RE: Added again1 Jan 2025 18:57
"That is a very strange disconnect between SP, divi yield and NAV which I really don't understand."
I like to focus on the NAV, as that's based on a discounted cash flow (DCF) calculation, so should take into account the longer term, and not just the current yield and cover.
If you buy at NAV and if the cash flows turn out as assumed (and if they've done the maths correctly) then the rate of return (IRR) should equal the discount rate used in the DCF calculation. The latest published NAV per share was 90.6p, and the weighted average discount rate (levered) was stated to be 9.4%. As seems to be standard for other infrastructure funds I've looked at, the management fees (about 1% of NAV) are not included in the DCF calculation, so we need to deduct those, leaving an annual return (on NAV) of 8.4%. This is nominal, so I adjust for inflation by subtracting the long term inflation rate that is assumed in the DCF, namely 2%, to give a real return of 6.4%. But buying at the current 40% discount to NAV, this rises to 6.4/(1 - 0.4) = 10.6%. (This simplistic way of accounting for the discount is not strictly accurate, since it doesn't take into account the "duration" of the investment, but I believe it is erring on the low, conservative, side.)
Note that this assumes long term inflation of 2%. Personally I'm pessimistic about future inflation, and I think it's wise to consider the effect of higher inflation, let's say 5%. Based on SEIT's own sensitivity analysis, I reckon (very roughly) that 5% inflation would reduce the real returns to about 9%.
On this basis, the current yield of about 11.5% is probably not sustainable in real terms, but the expected returns are still very good.

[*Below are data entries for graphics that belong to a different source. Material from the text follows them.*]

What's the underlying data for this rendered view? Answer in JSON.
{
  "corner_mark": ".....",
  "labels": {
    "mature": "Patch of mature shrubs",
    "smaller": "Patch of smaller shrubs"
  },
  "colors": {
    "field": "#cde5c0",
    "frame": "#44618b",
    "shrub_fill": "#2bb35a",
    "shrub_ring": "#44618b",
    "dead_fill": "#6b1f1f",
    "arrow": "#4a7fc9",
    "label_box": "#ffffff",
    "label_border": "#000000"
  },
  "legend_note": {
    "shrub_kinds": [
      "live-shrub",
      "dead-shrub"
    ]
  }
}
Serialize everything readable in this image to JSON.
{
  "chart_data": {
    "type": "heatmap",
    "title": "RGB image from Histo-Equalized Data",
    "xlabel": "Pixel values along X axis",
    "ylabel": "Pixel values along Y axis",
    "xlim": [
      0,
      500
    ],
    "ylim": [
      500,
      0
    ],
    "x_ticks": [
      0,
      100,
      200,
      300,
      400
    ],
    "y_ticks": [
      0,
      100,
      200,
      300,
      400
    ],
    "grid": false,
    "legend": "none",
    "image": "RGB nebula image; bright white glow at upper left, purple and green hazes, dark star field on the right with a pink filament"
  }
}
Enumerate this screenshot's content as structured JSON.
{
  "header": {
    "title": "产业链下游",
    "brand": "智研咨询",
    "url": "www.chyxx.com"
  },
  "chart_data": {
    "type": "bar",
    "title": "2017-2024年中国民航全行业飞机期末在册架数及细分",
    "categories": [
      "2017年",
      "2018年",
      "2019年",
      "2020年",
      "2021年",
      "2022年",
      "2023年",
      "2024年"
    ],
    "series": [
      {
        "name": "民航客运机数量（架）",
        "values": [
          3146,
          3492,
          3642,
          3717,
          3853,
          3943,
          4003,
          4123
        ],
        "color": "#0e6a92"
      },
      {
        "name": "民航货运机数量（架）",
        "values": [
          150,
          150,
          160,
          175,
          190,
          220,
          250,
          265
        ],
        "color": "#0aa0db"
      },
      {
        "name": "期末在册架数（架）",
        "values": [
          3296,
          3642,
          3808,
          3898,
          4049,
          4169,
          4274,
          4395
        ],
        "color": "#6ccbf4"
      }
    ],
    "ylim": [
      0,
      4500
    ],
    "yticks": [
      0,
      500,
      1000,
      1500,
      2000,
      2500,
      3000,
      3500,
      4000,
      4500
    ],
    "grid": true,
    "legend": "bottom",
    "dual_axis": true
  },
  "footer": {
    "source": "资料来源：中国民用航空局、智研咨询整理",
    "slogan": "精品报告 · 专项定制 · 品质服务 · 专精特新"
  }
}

Of course all of this assumes that the future cash flows turn out as assumed in the NAV calculation. Unfortunately I'm not able to make any assessment of those assumptions.But there are certain respects in which the NAV calculation and my calculation are conservative, and hopefully that will help to balance any over-optimism in the cash flow assumptions. Also, I'd be very happy with a real return of just 7%, so there's some margin of safety in that respect.